Liberals, Conservative, Psychoticism ... and a Retraction

Retraction Watch reports:
Researchers have fixed a number of papers after mistakenly reporting that people who hold conservative political beliefs are more likely to exhibit traits associated with psychoticism, such as authoritarianism and tough-mindedness.
As one of the notices specifies, now it appears that liberal political beliefs are linked with psychoticism. That paper also swapped ideologies when reporting on people higher in neuroticism and social desirability (falsely claiming that you have socially desirable qualities); the original paper said those traits are linked with liberal beliefs, but they are more common among people with conservative values.
We’re not clear how much the corrections should inform our thinking about politics and personality traits, however, because it’s not clear from the paper how strongly those two are linked. The authors claim that the strength of the links are not important, as they do not affect the main conclusions of the papers — although some personality traits appear to correlate with political beliefs, one doesn’t cause the other, nor vice versa.
In total, three papers have been corrected by authors, and a correction has been submitted on one more.
We’ll start with an erratum that explains the backstory of the error in detail. It appears on “Correlation not Causation: The Relationship between Personality Traits and Political Ideologies,” published by the American Journal of Political Science:
The interpretation of the coding of the political attitude items in the descriptive and preliminary analyses portion of the manuscript was exactly reversed. Thus, where we indicated that higher scores in Table 1 (page 40) reflect a more conservative response, they actually reflect a more liberal response. Specifically, in the original manuscript, the descriptive analyses report that those higher in Eysenck’s psychoticism are more conservative, but they are actually more liberal; and where the original manuscript reports those higher in neuroticism and social desirability are more liberal, they are, in fact, more conservative.
The Weekly Standard observes:
Why did it take so long for such an extraordinary screw-up to be discovered? Why is it that hundreds of other social scientists cited the original research without questioning it?

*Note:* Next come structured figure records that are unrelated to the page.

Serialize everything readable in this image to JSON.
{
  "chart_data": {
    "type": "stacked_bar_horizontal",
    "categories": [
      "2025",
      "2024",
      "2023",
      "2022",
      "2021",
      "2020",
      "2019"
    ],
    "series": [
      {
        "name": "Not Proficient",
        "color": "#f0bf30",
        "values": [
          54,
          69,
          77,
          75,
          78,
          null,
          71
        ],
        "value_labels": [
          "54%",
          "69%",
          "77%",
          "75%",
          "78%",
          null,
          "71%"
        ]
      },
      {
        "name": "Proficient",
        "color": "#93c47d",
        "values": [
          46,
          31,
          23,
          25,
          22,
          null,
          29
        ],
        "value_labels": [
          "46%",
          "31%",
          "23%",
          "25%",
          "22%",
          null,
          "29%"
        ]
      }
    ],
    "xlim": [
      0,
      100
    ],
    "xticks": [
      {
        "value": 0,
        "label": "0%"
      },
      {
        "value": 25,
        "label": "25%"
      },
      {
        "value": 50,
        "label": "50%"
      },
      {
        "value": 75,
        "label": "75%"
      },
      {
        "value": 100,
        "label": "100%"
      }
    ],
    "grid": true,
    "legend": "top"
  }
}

Could it be that the original results fit so neatly with the prejudices of the academic left that they couldn't imagine they were wrong? One thing is for sure: Had Verhulst, Eaves, and Hatemi found, from the get-go, that liberalism was associated with undesirable traits, their research wouldn't just have been challenged, it would have been put through the wringer. You call that methodology? Let's see your data! Let's recrunch those numbers!